The case, and all its twists and turns, have captivated many, much in the way that the killing of Nicole Brown Simpson became much more than simply the killing of the former wife of a former football star. Internet sites track every rumor; TV pundits dissect every legal issue.
Leads go nowhere
And yet so much is unknown: There are dangling threads, leads that go nowhere.
"How are you going to explain that DNA?" said Andrew Cohen, a Denver lawyer who has followed the case closely, referring to DNA found under JonBenet's fingernails that matches no known figure in the case.
"That's the most significant roadblock to why there's no indictment."
Harry Lee, renowned criminologist who also figured in the Simpson case, has been advising prosecutors, most recently during a series of meetings last weekend.

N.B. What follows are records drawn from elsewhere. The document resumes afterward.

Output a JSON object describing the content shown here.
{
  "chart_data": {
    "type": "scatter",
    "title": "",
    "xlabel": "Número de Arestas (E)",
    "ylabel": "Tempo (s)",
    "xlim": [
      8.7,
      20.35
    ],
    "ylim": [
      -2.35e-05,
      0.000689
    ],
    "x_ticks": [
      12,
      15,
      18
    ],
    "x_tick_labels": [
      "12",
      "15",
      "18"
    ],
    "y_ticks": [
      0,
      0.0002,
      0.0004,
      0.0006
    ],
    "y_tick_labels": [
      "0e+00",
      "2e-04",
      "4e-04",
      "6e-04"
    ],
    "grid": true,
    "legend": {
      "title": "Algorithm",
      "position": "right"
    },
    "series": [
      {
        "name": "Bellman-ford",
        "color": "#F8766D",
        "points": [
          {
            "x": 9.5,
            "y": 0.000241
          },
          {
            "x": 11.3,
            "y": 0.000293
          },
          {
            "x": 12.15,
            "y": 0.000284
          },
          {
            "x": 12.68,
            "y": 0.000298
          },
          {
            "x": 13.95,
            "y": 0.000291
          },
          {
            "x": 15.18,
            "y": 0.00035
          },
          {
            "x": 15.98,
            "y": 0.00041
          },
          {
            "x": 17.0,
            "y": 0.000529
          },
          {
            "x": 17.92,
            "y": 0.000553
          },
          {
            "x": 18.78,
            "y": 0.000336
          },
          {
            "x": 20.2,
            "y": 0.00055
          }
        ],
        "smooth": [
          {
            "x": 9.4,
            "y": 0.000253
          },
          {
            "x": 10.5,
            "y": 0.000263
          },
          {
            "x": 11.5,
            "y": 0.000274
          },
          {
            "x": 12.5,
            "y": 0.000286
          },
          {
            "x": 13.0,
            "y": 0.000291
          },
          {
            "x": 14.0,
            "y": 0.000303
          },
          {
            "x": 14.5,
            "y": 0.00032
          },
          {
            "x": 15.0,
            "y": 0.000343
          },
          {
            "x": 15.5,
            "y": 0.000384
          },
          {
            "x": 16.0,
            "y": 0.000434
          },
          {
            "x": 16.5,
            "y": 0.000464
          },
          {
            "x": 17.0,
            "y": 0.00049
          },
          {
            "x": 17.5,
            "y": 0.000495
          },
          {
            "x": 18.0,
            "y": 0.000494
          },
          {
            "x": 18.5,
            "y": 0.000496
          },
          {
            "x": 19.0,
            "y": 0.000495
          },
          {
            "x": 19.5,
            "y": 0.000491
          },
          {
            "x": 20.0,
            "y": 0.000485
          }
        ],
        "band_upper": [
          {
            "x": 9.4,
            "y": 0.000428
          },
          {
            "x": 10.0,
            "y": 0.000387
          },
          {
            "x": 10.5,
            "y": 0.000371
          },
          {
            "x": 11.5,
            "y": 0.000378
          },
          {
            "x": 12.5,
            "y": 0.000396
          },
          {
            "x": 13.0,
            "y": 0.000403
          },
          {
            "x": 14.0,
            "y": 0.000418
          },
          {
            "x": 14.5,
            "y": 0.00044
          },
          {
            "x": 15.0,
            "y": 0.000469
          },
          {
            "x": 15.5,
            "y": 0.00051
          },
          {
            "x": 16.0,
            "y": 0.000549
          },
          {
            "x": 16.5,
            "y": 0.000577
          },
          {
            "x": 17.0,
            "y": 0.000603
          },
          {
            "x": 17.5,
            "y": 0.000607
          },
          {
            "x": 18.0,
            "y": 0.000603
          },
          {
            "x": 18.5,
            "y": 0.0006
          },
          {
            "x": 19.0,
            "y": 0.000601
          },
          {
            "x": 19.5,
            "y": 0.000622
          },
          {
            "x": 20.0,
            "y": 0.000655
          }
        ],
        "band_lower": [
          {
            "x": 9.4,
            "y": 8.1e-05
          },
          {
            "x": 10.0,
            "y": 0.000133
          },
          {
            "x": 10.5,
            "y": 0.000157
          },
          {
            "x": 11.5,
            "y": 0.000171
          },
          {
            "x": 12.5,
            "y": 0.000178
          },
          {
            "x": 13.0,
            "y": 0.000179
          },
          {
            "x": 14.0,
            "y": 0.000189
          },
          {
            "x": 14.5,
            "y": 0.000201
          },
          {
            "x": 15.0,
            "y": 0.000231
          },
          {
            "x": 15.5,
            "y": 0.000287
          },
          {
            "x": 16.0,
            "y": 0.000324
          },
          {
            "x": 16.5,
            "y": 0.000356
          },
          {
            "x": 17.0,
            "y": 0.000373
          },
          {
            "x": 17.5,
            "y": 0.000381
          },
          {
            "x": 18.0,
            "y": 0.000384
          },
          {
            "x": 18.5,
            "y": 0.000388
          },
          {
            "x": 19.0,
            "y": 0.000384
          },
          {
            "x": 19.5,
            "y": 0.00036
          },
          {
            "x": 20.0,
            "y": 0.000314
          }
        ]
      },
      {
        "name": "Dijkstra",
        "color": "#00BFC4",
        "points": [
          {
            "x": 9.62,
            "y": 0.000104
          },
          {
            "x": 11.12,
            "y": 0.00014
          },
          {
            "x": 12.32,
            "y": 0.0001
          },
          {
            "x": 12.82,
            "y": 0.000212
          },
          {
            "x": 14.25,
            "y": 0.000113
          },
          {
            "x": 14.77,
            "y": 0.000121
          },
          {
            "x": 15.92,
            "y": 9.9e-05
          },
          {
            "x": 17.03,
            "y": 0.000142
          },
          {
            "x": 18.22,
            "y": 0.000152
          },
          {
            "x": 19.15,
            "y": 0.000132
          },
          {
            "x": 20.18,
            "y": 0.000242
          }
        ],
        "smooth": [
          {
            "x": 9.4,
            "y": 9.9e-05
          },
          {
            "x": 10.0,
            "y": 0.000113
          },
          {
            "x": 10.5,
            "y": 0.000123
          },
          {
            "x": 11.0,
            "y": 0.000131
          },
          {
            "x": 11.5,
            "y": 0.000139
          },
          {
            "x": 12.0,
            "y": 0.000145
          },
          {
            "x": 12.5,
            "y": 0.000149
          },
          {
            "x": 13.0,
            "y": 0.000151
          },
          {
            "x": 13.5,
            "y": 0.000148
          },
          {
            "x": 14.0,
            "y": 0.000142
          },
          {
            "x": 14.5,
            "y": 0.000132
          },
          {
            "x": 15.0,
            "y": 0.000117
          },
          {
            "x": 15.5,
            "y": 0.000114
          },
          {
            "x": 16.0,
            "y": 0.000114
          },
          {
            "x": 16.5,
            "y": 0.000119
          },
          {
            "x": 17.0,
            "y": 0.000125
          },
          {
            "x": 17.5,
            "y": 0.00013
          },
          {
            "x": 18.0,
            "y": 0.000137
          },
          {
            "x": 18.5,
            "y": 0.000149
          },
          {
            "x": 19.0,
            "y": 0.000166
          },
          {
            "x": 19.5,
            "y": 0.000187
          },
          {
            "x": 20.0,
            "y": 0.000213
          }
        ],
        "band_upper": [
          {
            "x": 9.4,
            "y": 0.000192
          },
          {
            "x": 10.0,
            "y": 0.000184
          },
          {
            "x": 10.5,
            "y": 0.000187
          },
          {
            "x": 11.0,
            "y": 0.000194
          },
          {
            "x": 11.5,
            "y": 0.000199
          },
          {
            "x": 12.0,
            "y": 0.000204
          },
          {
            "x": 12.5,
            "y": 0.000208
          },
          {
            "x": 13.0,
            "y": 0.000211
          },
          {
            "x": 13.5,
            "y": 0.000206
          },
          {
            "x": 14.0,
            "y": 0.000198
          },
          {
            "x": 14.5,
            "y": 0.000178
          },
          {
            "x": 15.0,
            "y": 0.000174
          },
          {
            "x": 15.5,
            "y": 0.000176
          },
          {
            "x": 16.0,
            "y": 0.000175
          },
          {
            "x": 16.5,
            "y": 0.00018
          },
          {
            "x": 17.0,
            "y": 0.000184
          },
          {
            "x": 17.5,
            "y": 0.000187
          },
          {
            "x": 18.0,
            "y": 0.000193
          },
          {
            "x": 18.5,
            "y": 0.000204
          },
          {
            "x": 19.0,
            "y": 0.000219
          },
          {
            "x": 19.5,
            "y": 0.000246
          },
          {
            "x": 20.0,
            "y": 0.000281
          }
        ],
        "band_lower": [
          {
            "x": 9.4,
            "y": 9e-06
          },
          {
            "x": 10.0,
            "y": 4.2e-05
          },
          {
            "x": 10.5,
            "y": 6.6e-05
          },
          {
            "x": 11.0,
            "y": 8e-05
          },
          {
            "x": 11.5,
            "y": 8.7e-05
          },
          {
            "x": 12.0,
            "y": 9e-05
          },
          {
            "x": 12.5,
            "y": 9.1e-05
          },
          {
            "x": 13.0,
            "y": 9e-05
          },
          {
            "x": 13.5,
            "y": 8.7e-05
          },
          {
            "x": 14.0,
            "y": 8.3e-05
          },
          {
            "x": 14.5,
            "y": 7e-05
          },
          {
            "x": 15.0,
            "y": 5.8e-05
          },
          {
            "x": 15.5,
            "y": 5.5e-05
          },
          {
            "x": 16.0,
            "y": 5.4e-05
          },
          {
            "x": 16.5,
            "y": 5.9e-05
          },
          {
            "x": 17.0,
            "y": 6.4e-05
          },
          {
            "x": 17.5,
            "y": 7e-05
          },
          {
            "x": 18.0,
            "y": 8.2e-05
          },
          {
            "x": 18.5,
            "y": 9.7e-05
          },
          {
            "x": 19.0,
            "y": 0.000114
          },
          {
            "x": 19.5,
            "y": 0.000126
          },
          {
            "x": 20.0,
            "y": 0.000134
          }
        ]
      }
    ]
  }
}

He refused to specify the outcome of his meetings or how they may figure in the grand jury's decision -- which brings up the biggest quandary for those avidly following the secret deliberations.
"The people who know what's going on aren't talking," Cohen said, "and the people who are talking don't know what they're talking about."
As the grand jury continues its investigation, residents wish for an end: an end to the satellite trucks, an end to the intrusion, an end to the blot on their once-perfect home.
"Perfect Town, Perfect Murder" is how Lawrence Schiller titled his book, considered the definitive JonBenet tome, which is being turned into a TV miniseries that has brought another round of camera crews here.
"A lot of people are talking about that book, but I know nothing about it. I won't read it. I don't care about it," said Mark Castator, 41, a sculptor who was doing a welding job for the city on the Pearl Street pedestrian mall. "What happened was tragic, but I don't know if anything will come out of all this."